A Revolution of the Mind: Radical Enlightenment and the Intellectual Origins of Modern Democracy

A Revolution of the Mind: Radical Enlightenment and the Intellectual Origins of Modern Democracy

Language: English

Pages: 296

ISBN: 0691152608

Format: PDF / Kindle (mobi) / ePub


Democracy, free thought and expression, religious tolerance, individual liberty, political self-determination of peoples, sexual and racial equality--these values have firmly entered the mainstream in the decades since they were enshrined in the 1948 U.N. Declaration of Human Rights. But if these ideals no longer seem radical today, their origin was very radical indeed--far more so than most historians have been willing to recognize. In A Revolution of the Mind, Jonathan Israel, one of the world's leading historians of the Enlightenment, traces the philosophical roots of these ideas to what were the least respectable strata of Enlightenment thought--what he calls the Radical Enlightenment.

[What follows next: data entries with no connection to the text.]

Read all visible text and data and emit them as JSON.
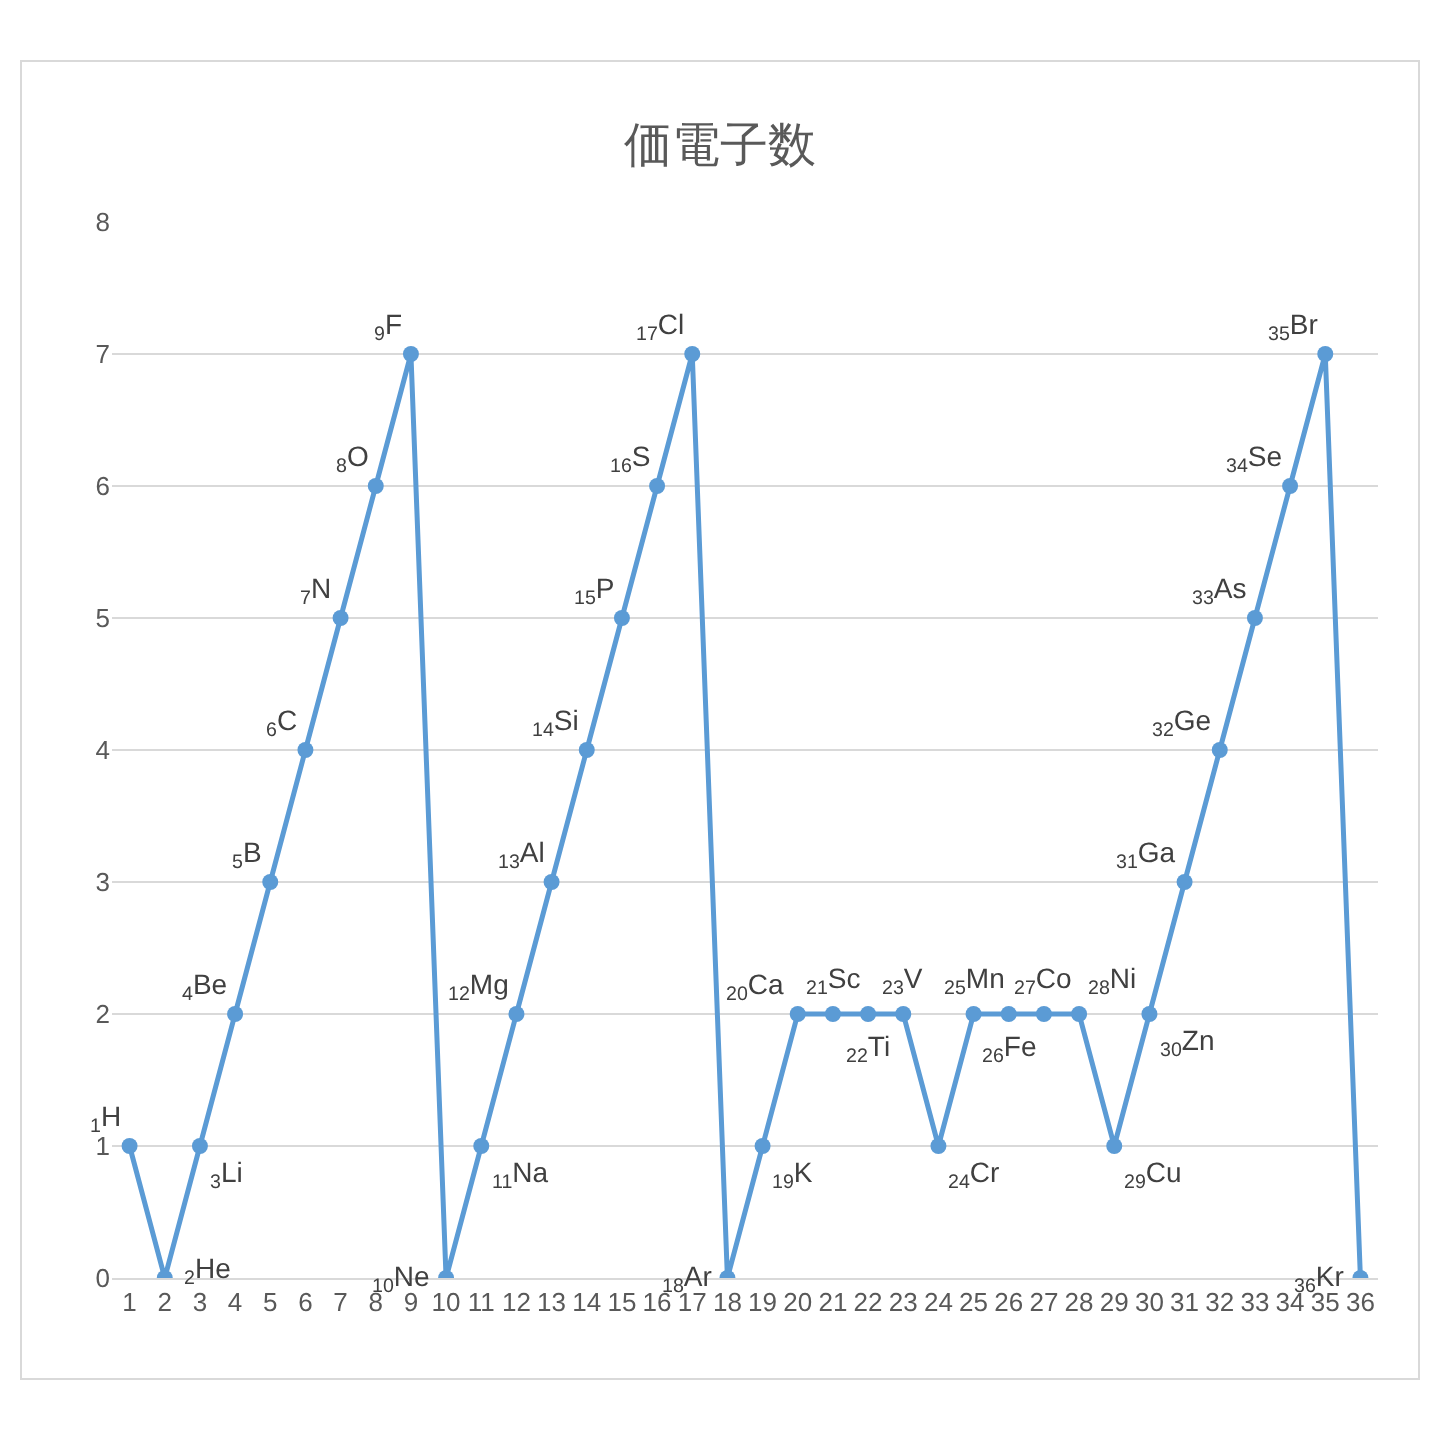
{
  "chart_data": {
    "type": "line",
    "title": "価電子数",
    "x": [
      1,
      2,
      3,
      4,
      5,
      6,
      7,
      8,
      9,
      10,
      11,
      12,
      13,
      14,
      15,
      16,
      17,
      18,
      19,
      20,
      21,
      22,
      23,
      24,
      25,
      26,
      27,
      28,
      29,
      30,
      31,
      32,
      33,
      34,
      35,
      36
    ],
    "series": [
      {
        "color": "#5b9bd5",
        "values": [
          1,
          0,
          1,
          2,
          3,
          4,
          5,
          6,
          7,
          0,
          1,
          2,
          3,
          4,
          5,
          6,
          7,
          0,
          1,
          2,
          2,
          2,
          2,
          1,
          2,
          2,
          2,
          2,
          1,
          2,
          3,
          4,
          5,
          6,
          7,
          0
        ]
      }
    ],
    "xlim": [
      0.5,
      36.5
    ],
    "xticks": [
      1,
      2,
      3,
      4,
      5,
      6,
      7,
      8,
      9,
      10,
      11,
      12,
      13,
      14,
      15,
      16,
      17,
      18,
      19,
      20,
      21,
      22,
      23,
      24,
      25,
      26,
      27,
      28,
      29,
      30,
      31,
      32,
      33,
      34,
      35,
      36
    ],
    "ylim": [
      0,
      8
    ],
    "yticks": [
      0,
      1,
      2,
      3,
      4,
      5,
      6,
      7,
      8
    ],
    "grid": "y",
    "marker": "circle",
    "line_style": "solid",
    "annotations": [
      {
        "text": "$_{1}$H",
        "x": 1,
        "y": 1
      },
      {
        "text": "$_{2}$He",
        "x": 2,
        "y": 0
      },
      {
        "text": "$_{3}$Li",
        "x": 3,
        "y": 1
      },
      {
        "text": "$_{4}$Be",
        "x": 4,
        "y": 2
      },
      {
        "text": "$_{5}$B",
        "x": 5,
        "y": 3
      },
      {
        "text": "$_{6}$C",
        "x": 6,
        "y": 4
      },
      {
        "text": "$_{7}$N",
        "x": 7,
        "y": 5
      },
      {
        "text": "$_{8}$O",
        "x": 8,
        "y": 6
      },
      {
        "text": "$_{9}$F",
        "x": 9,
        "y": 7
      },
      {
        "text": "$_{10}$Ne",
        "x": 10,
        "y": 0
      },
      {
        "text": "$_{11}$Na",
        "x": 11,
        "y": 1
      },
      {
        "text": "$_{12}$Mg",
        "x": 12,
        "y": 2
      },
      {
        "text": "$_{13}$Al",
        "x": 13,
        "y": 3
      },
      {
        "text": "$_{14}$Si",
        "x": 14,
        "y": 4
      },
      {
        "text": "$_{15}$P",
        "x": 15,
        "y": 5
      },
      {
        "text": "$_{16}$S",
        "x": 16,
        "y": 6
      },
      {
        "text": "$_{17}$Cl",
        "x": 17,
        "y": 7
      },
      {
        "text": "$_{18}$Ar",
        "x": 18,
        "y": 0
      },
      {
        "text": "$_{19}$K",
        "x": 19,
        "y": 1
      },
      {
        "text": "$_{20}$Ca",
        "x": 20,
        "y": 2
      },
      {
        "text": "$_{21}$Sc",
        "x": 21,
        "y": 2
      },
      {
        "text": "$_{22}$Ti",
        "x": 22,
        "y": 2
      },
      {
        "text": "$_{23}$V",
        "x": 23,
        "y": 2
      },
      {
        "text": "$_{24}$Cr",
        "x": 24,
        "y": 1
      },
      {
        "text": "$_{25}$Mn",
        "x": 25,
        "y": 2
      },
      {
        "text": "$_{26}$Fe",
        "x": 26,
        "y": 2
      },
      {
        "text": "$_{27}$Co",
        "x": 27,
        "y": 2
      },
      {
        "text": "$_{28}$Ni",
        "x": 28,
        "y": 2
      },
      {
        "text": "$_{29}$Cu",
        "x": 29,
        "y": 1
      },
      {
        "text": "$_{30}$Zn",
        "x": 30,
        "y": 2
      },
      {
        "text": "$_{31}$Ga",
        "x": 31,
        "y": 3
      },
      {
        "text": "$_{32}$Ge",
        "x": 32,
        "y": 4
      },
      {
        "text": "$_{33}$As",
        "x": 33,
        "y": 5
      },
      {
        "text": "$_{34}$Se",
        "x": 34,
        "y": 6
      },
      {
        "text": "$_{35}$Br",
        "x": 35,
        "y": 7
      },
      {
        "text": "$_{36}$Kr",
        "x": 36,
        "y": 0
      }
    ]
  }
}
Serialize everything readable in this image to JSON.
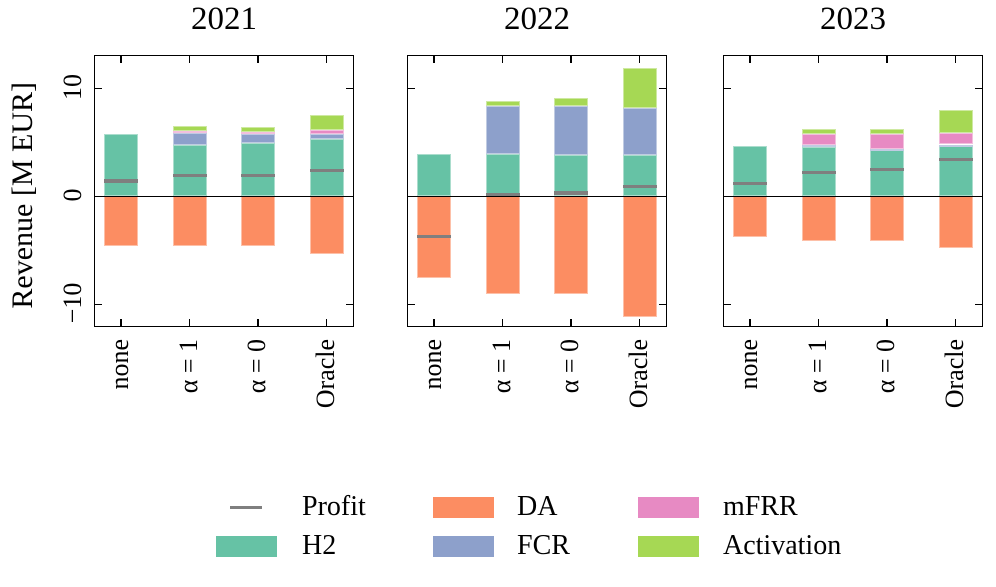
{
  "chart_data": {
    "type": "bar",
    "stacked": true,
    "ylabel": "Revenue [M EUR]",
    "ylim": [
      -12.2,
      13.0
    ],
    "grid": false,
    "yticks": [
      {
        "value": -10,
        "label": "−10"
      },
      {
        "value": 0,
        "label": "0"
      },
      {
        "value": 10,
        "label": "10"
      }
    ],
    "categories": [
      "none",
      "α = 1",
      "α = 0",
      "Oracle"
    ],
    "stack_order_positive": [
      "H2",
      "FCR",
      "mFRR",
      "Activation"
    ],
    "stack_order_negative": [
      "DA"
    ],
    "colors": {
      "H2": "#66c2a5",
      "DA": "#fc8d62",
      "FCR": "#8da0cb",
      "mFRR": "#e78ac3",
      "Activation": "#a6d854",
      "Profit": "#7f7f7f"
    },
    "legend": {
      "position": "bottom-center",
      "entries": [
        {
          "name": "Profit",
          "swatch": "line",
          "color": "#7f7f7f"
        },
        {
          "name": "H2",
          "swatch": "rect",
          "color": "#66c2a5"
        },
        {
          "name": "DA",
          "swatch": "rect",
          "color": "#fc8d62"
        },
        {
          "name": "FCR",
          "swatch": "rect",
          "color": "#8da0cb"
        },
        {
          "name": "mFRR",
          "swatch": "rect",
          "color": "#e78ac3"
        },
        {
          "name": "Activation",
          "swatch": "rect",
          "color": "#a6d854"
        }
      ]
    },
    "subplots": [
      {
        "title": "2021",
        "series": [
          {
            "name": "H2",
            "values": [
              5.75,
              4.8,
              4.9,
              5.3
            ]
          },
          {
            "name": "FCR",
            "values": [
              0,
              1.05,
              0.85,
              0.5
            ]
          },
          {
            "name": "mFRR",
            "values": [
              0,
              0.2,
              0.2,
              0.3
            ]
          },
          {
            "name": "Activation",
            "values": [
              0,
              0.45,
              0.5,
              1.45
            ]
          },
          {
            "name": "DA",
            "values": [
              -4.6,
              -4.6,
              -4.6,
              -5.3
            ]
          },
          {
            "name": "Profit",
            "values": [
              1.4,
              1.95,
              1.95,
              2.4
            ]
          }
        ]
      },
      {
        "title": "2022",
        "series": [
          {
            "name": "H2",
            "values": [
              3.9,
              3.95,
              3.85,
              3.85
            ]
          },
          {
            "name": "FCR",
            "values": [
              0,
              4.4,
              4.5,
              4.3
            ]
          },
          {
            "name": "mFRR",
            "values": [
              0,
              0,
              0,
              0
            ]
          },
          {
            "name": "Activation",
            "values": [
              0,
              0.45,
              0.75,
              3.75
            ]
          },
          {
            "name": "DA",
            "values": [
              -7.6,
              -9.05,
              -9.05,
              -11.2
            ]
          },
          {
            "name": "Profit",
            "values": [
              -3.7,
              0.1,
              0.3,
              0.9
            ]
          }
        ]
      },
      {
        "title": "2023",
        "series": [
          {
            "name": "H2",
            "values": [
              4.7,
              4.6,
              4.3,
              4.65
            ]
          },
          {
            "name": "FCR",
            "values": [
              0,
              0.15,
              0.1,
              0.15
            ]
          },
          {
            "name": "mFRR",
            "values": [
              0,
              1.0,
              1.35,
              1.1
            ]
          },
          {
            "name": "Activation",
            "values": [
              0,
              0.45,
              0.5,
              2.1
            ]
          },
          {
            "name": "DA",
            "values": [
              -3.75,
              -4.15,
              -4.1,
              -4.8
            ]
          },
          {
            "name": "Profit",
            "values": [
              1.2,
              2.2,
              2.5,
              3.4
            ]
          }
        ]
      }
    ]
  }
}
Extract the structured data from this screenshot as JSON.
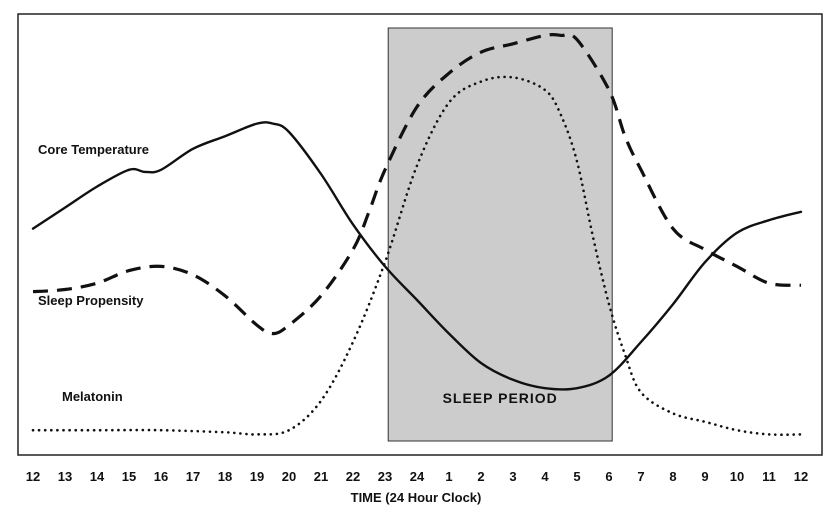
{
  "chart_data": {
    "type": "line",
    "xlabel": "TIME  (24 Hour Clock)",
    "ylabel": "",
    "title": "",
    "x": [
      12,
      13,
      14,
      15,
      16,
      17,
      18,
      19,
      20,
      21,
      22,
      23,
      24,
      25,
      26,
      27,
      28,
      29,
      30,
      31,
      32,
      33,
      34,
      35,
      36
    ],
    "tick_labels": [
      "12",
      "13",
      "14",
      "15",
      "16",
      "17",
      "18",
      "19",
      "20",
      "21",
      "22",
      "23",
      "24",
      "1",
      "2",
      "3",
      "4",
      "5",
      "6",
      "7",
      "8",
      "9",
      "10",
      "11",
      "12"
    ],
    "ylim": [
      0,
      100
    ],
    "grid": false,
    "y_ticks_shown": false,
    "shaded_region": {
      "label": "SLEEP PERIOD",
      "x_start": 23.1,
      "x_end": 30.1,
      "color": "#cccccc"
    },
    "series": [
      {
        "name": "Core Temperature",
        "style": "solid",
        "x": [
          12,
          13,
          14,
          15,
          15.5,
          16,
          17,
          18,
          19,
          19.5,
          20,
          21,
          22,
          23,
          24,
          25,
          26,
          27,
          28,
          29,
          30,
          31,
          32,
          33,
          34,
          35,
          36
        ],
        "y": [
          52,
          57,
          62,
          66,
          65.5,
          66,
          71,
          74,
          77,
          77,
          75,
          65,
          53,
          43,
          35,
          27,
          20,
          16,
          14,
          14,
          17,
          25,
          34,
          44,
          51,
          54,
          56
        ]
      },
      {
        "name": "Sleep Propensity",
        "style": "dashed",
        "x": [
          12,
          13,
          14,
          15,
          16,
          17,
          18,
          19,
          19.5,
          20,
          21,
          22,
          22.5,
          23,
          24,
          25,
          26,
          27,
          28,
          28.5,
          29,
          30,
          30.5,
          31,
          32,
          33,
          34,
          35,
          36
        ],
        "y": [
          37,
          37.5,
          39,
          42,
          43,
          41,
          36,
          29,
          27,
          29,
          36,
          47,
          56,
          66,
          81,
          89,
          94,
          96,
          98,
          98,
          97,
          85,
          74,
          66,
          52,
          47,
          43,
          39,
          38.5
        ]
      },
      {
        "name": "Melatonin",
        "style": "dotted",
        "x": [
          12,
          14,
          16,
          18,
          19,
          20,
          21,
          22,
          23,
          24,
          25,
          26,
          27,
          28,
          28.5,
          29,
          29.5,
          30,
          30.5,
          31,
          32,
          33,
          34,
          35,
          36
        ],
        "y": [
          4,
          4,
          4,
          3.5,
          3,
          4,
          11,
          25,
          44,
          67,
          82,
          87,
          88,
          85,
          79,
          68,
          50,
          34,
          22,
          13,
          8,
          6,
          4,
          3,
          3
        ]
      }
    ]
  }
}
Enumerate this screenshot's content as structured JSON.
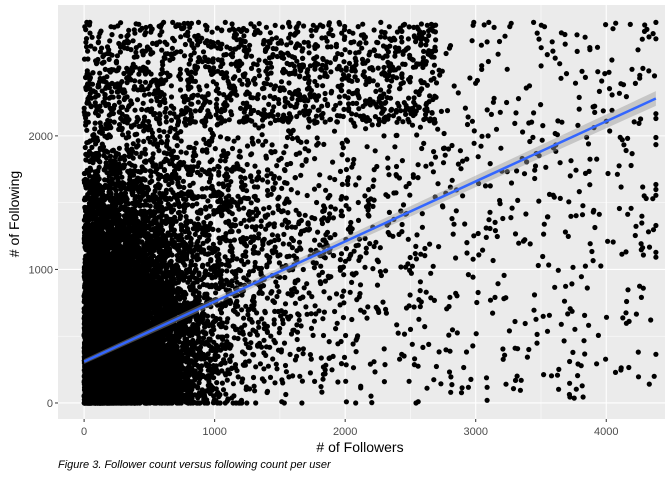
{
  "chart_data": {
    "type": "scatter",
    "xlabel": "# of Followers",
    "ylabel": "# of Following",
    "xlim": [
      -200,
      4450
    ],
    "ylim": [
      -120,
      2980
    ],
    "x_ticks": [
      0,
      1000,
      2000,
      3000,
      4000
    ],
    "y_ticks": [
      0,
      1000,
      2000
    ],
    "grid": true,
    "legend": "none",
    "panel_color": "#ebebeb",
    "grid_color": "#ffffff",
    "point_color": "#000000",
    "point_count_approx": 12000,
    "x_max_observed": 4380,
    "y_max_observed": 2850,
    "regression_line": {
      "method": "linear",
      "color": "#3366ff",
      "confidence_band": true,
      "points": [
        [
          0,
          310
        ],
        [
          4380,
          2280
        ]
      ]
    }
  },
  "caption": "Figure 3. Follower count versus following count per user"
}
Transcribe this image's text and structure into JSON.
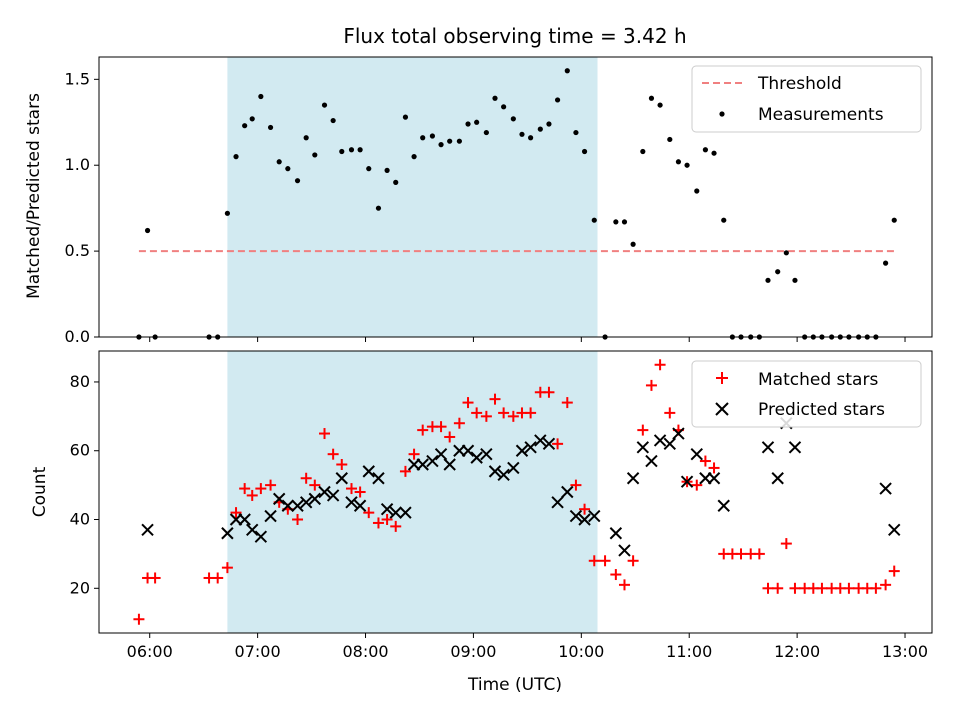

Originating as a clandestine movement of ideas that was almost entirely hidden from public view during its earliest phase, the Radical Enlightenment matured in opposition to the moderate mainstream Enlightenment dominant in Europe and America in the eighteenth century. During the revolutionary decades of the 1770s, 1780s, and 1790s, the Radical Enlightenment burst into the open, only to provoke a long and bitter backlash. A Revolution of the Mind shows that this vigorous opposition was mainly due to the powerful impulses in society to defend the principles of monarchy, aristocracy, empire, and racial hierarchy--principles linked to the upholding of censorship, church authority, social inequality, racial segregation, religious discrimination, and far-reaching privilege for ruling groups.

In telling this fascinating history, A Revolution of the Mind reveals the surprising origin of our most cherished values--and helps explain why in certain circles they are frequently disapproved of and attacked even today.

Demonic: How the Liberal Mob Is Endangering America

False Necessity: Anti-Necessitarian Social Theory in the Service of Radical Democracy (Revised Edition) (Politics, Volume 1)

The Democracy Index: Why Our Election System Is Failing and How to Fix It

American Notes

The Exception to the Rulers: Exposing Oily Politicians, War Profiteers, and the Media That Love Them

Globalization and Democracy

 

 

 

 

 

 

 

 

 

 

 

 

 

 

 

 

 

Egalitarian values, the Dutch democrats disliked both Montesquieu’s relativism and his aristocratic preferences, enthusiasm for constitutional monarchy, praise of Britain, and antipathy to the Dutch Republic (where nobility played scarcely any role). Hence, in the Dutch political battles of the day, Montesquieu’s thought proved far more conducive to Orangist than to the democratic ideology of the radical Patriots.60 Nevertheless, he was much respected, especially by those of moderate and.

On, he exhibited a particular attitude toward the peasantry and the poor, and, unlike his radical-minded young friend Condorcet, saw absolutely no need to lessen the disproportion in men’s fortunes or check what the latter considered the prevailing excessive inequality.49 Rather Turgot, like Smith and Ferguson, considered the whole debate about equality and inequality irrelevant and fundamentally misconceived. Assuredly, he had no wish to make men insensitive to the distress and suffering of the.

Other’s throats; and who say that it is not the highest honor that a man can arrive at, to sell himself to another man for life at a certain daily price, and hold himself in readiness, night and day, to kill individuals or nations, at home or abroad, without ever enquiring the cause.” “It is no compliment to the judgment or humanity of a man” to lead such a life, felt these unbelievers, who could “not see why aristocrats should not learn both judgment and humanity “as well as other people.”39 Of.

Priests of false religion since they preach “virtues of prejudice” and have a vested interest in keeping men as ignorant as possible. Ignorance underpins their authority. What, for instance, is more ridiculous than the ban on Montesquieu’s L’Esprit des Loix imposed by ecclesiastical authority in “certain countries” (that is, in Italy, Spain, Portugal, and Austria)?91 Elements of Helvétius’s moral thought, however, appeared simplistic to Diderot and d’Holbach. What disturbed Diderot about.

Working outside and independently of all known mechanical causes.42 This “first cause,” responsible, in his view, for all movement, must be both free and “intelligent” like the soul of humans, and since “freedom of the will” seemed to him equally undeniable, he totally rejected the arguments by which “les philosophes irréligieux”—that is Diderot, Helvétius, and d’Holbach—sought to show its “impossibility.” Minds, as Turgot formulated his metaphysical dualism and Lockean psychology, are determined.